Through the acacia and its ants, we see a mutualism so extensive that each organism cannot survive without the other. These special adaptations highlight the ecological complexity which can exist between species. This relationship co-evolved to accommodate the needs of both organisms, resulting in a finely tuned system that shapes the lives of these organisms and the organisms around them. The ants are small but mighty; without these little defenders, the acacia would collapse, ultimately altering the whole forest. One thing is clear, there are certainly powerful examples of cooperation in nature, and that’s certainly something we all need a little more of these days.

References

[1] Forsyth, Adrien; Miyata, Ken. Tropical Nature. New York City: Touchstone. (1984).

[2] Janzen, D. H. “Coevolution of mutualism between ants and acacias in Central America.” Evolution 20(3):  249-275. (1966).

[3] Cronin, G.  Between-species and temporal variation in Acacia-ant-herbivore interactions. Biotropica, 135-139 (1998).

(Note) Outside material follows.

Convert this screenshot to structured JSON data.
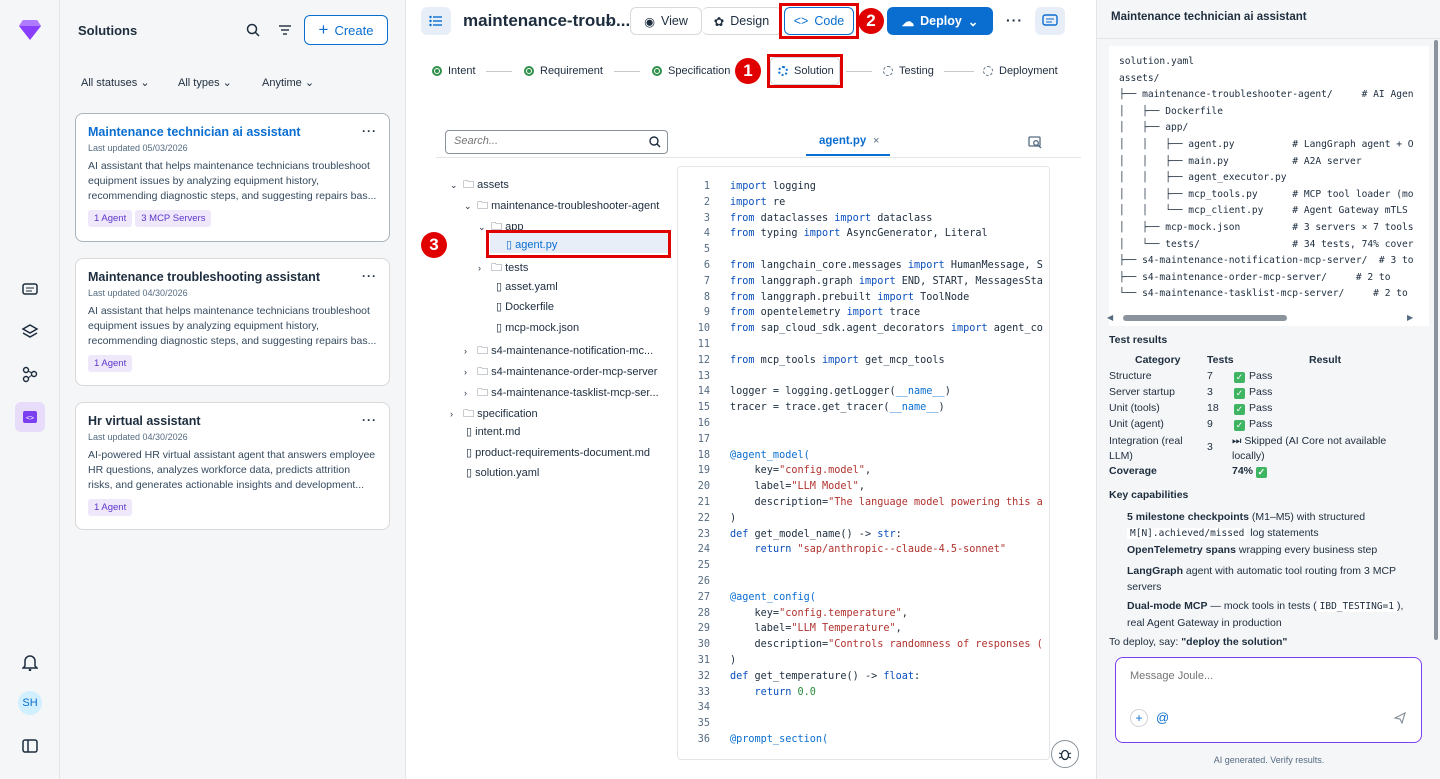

[4] Rehr, S. S. Feeny, P. P. & Janzen, D. H. Chemical Defense in Central American Non-Ant-Acacias. Journal of Animal Ecology 42(2); 405–416. (1973).

[5] Belt T. The Naturalist in Nicaragua. London: J.M. Dent & Sons, LTD. 286 (1874)

[6] Allen, Will. Green Phoenix. Oxford: Oxford University Press. 310 (2001).

[7] González-Teuber M. Kaltenpoth M. Boland W. Mutualistic ants as an indirect defence against leaf pathogens. New Phytologist. 202(2): 640-650.(2014).